Multi-indexing to summarize data across groups

I am struggling to calculate the mean of a parameter, epsilon, estimated for a group P, for each level of another group W in which P is nested. I suspect I need some kind of multi-indexing strategy but I haven’t figured it out so far. Here is an obviously failed attempt, but I hope it provides an idea of what I am trying to do.

data {
  int<lower=0> N;                    // number of observations
  int<lower=0> Nw;                   // number of levels in W
  int<lower=0> Np;                   // number of levels in P
  array[N] int<lower=1, upper=Nw> W; // vector of W idx
  array[N] int<lower=1, upper=Np> P; // vector of P idx (P nested in W)
  vector[N] y;                       // vector of observations
}

parameters {
  vector[Np] epsilon; // epsilon is a parameter for P
  // ...
}

model {
  epsilon ~ normal(0, sigma_epsilon);
  // ...
}

generated quantities {
  // Here I am trying to calculate epsilon_bar, the average of 
  // epsilon for each W (while epsilon was defined for Np)...
  vector[Nw] epsilon_bar;
  for(s in 1:Nw){
    epsilon_bar[s] = mean(epsilon[W[s]]);
  }
  // ...
}

I am actually trying to convert the following JAGS code, and I am not sure how to convert JAGS’ epsilon[P, W] syntax to Stan:

model{
    for(i in 1:N){
      y[i] ~ dnorm(mu[i], tau)
      mu[i] <- b0 + epsilon[P[i], W[i]] + gamma[W[i]]
    }
    for(i in 1:Nw){
      # Mean P-level random effects within each W:
      epsilon_bar[i] <- mean(epsilon[,i])
    }
    # ...
  }

The easiest way that comes to mind is to calculate (or pass) the number of P groups per W group. Then, rather than index all of the Ps simultaneously, you can just add to a running mean, dividing epsilon by the appropriate denominator.

data {
  int<lower=0> N;                    // number of observations
  int<lower=0> Nw;                   // number of levels in W
  int<lower=0> Np;                   // number of levels in P

  array[N] int<lower=1, upper=Nw> W; // vector of W idx
  array[N] int<lower=1, upper=Np> P; // vector of P idx (P nested in W)
  vector[N] y;                       // vector of observations

  array[Np] int<lower = 1, upper = Nw> Wp; // Which group W does group P fall in?
}
transformed data{
   vector[Nw] num_p = rep_vector(0, Nw); // Number of groups P in group W

  for(p in 1:Np){
     num_p[Wp[p]] += 1.0;
  }
}

parameters {
  vector[Np] epsilon; // epsilon is a parameter for P
  // ...
}

model {
  epsilon ~ normal(0, sigma_epsilon);
  // ...
}

generated quantities {
  // Here I am trying to calculate epsilon_bar, the average of 
  // epsilon for each W (while epsilon was defined for Np)...
  vector[Nw] epsilon_bar = rep_vector(0, Nw);
  for(p in 1:Np){
    epsilon_bar[ Wp[p] ] += epsilon[p] / num_p[p];
  }
  // ...
}

You could do the same thing with matrix multiplication, setting \bar{\epsilon} = M \epsilon where M is a N_w \times N_p matrix where the elements are the reciprocals of the number of elements in each group W.

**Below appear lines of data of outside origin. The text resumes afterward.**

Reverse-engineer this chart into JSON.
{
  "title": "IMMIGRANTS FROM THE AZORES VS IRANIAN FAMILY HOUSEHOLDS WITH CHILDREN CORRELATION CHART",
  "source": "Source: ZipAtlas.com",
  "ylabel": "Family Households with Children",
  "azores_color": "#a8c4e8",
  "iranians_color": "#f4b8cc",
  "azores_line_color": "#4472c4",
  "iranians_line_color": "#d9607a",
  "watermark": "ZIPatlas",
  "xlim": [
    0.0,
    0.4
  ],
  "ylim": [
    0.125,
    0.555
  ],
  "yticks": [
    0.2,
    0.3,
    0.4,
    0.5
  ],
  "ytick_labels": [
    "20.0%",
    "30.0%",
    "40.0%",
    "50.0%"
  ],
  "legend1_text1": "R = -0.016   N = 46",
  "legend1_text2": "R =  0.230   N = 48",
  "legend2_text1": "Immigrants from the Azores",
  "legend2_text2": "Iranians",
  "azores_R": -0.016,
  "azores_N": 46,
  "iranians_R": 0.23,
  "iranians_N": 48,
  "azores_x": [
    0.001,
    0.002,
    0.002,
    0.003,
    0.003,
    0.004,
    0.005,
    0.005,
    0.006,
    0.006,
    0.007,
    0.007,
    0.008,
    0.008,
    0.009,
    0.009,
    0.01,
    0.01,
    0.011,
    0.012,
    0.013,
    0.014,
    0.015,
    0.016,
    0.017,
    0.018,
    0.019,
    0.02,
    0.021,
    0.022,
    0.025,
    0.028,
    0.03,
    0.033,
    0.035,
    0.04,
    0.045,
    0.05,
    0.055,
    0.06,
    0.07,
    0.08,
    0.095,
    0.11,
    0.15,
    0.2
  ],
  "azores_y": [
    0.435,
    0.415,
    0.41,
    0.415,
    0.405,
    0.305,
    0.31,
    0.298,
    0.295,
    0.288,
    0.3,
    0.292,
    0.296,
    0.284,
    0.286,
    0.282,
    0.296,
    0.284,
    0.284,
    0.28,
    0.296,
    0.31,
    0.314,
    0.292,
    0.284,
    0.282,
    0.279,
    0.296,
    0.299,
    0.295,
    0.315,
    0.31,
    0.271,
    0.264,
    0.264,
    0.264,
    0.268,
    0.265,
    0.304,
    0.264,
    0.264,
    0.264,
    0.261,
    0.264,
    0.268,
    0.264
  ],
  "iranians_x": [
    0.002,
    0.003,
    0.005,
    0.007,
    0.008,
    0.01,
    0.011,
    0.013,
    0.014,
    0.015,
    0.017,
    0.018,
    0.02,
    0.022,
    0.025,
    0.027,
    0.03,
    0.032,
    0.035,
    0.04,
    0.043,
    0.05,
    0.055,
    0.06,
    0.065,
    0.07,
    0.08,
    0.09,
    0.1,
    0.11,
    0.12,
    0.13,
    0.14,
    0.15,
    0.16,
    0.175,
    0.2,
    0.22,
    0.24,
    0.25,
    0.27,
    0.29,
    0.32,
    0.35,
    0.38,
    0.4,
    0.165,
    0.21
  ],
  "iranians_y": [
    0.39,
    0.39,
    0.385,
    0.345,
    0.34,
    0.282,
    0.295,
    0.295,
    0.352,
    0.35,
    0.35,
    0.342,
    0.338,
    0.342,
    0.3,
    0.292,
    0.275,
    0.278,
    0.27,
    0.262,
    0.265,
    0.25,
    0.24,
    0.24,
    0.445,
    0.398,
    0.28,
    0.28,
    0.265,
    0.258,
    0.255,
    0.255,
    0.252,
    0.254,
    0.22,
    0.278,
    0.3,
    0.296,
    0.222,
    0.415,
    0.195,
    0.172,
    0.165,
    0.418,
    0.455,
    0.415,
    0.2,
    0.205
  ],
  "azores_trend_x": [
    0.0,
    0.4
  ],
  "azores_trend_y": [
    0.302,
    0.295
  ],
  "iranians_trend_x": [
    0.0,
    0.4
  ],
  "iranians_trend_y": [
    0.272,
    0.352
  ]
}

In other words, there are the same number of groups P per group W? In that case, you can specify \epsilon as a matrix. Then average across the rows.

parameters{
   matrix[Np, Nw] epsilon;
}
transformed parameters{
   vector[N] mu;
   for(n in 1:N){
      mu[n] = epsilon[P[n], W[n]];
   }
}
generated quantities{
   vector[Nw] epsilon_bar;
   for(w in 1:Nw){
      epsilon_bar[w] = mean(epsilon[,w]);
   }
}
1 Like

Thank you @simonbrauer! Working on your first suggestion, your code was giving me an “out of index error” (index growing out of bond) for the loop on \overline{\epsilon} in the generated quantities block. I think epsilon_bar[ Wp[p] ] += epsilon[p] / num_p[p]; should be epsilon_bar[ Wp[p] ] += epsilon[p] / num_p[ Wp[p] ]; as num_p has Nw dimensions (not Np), am I correct?

1 Like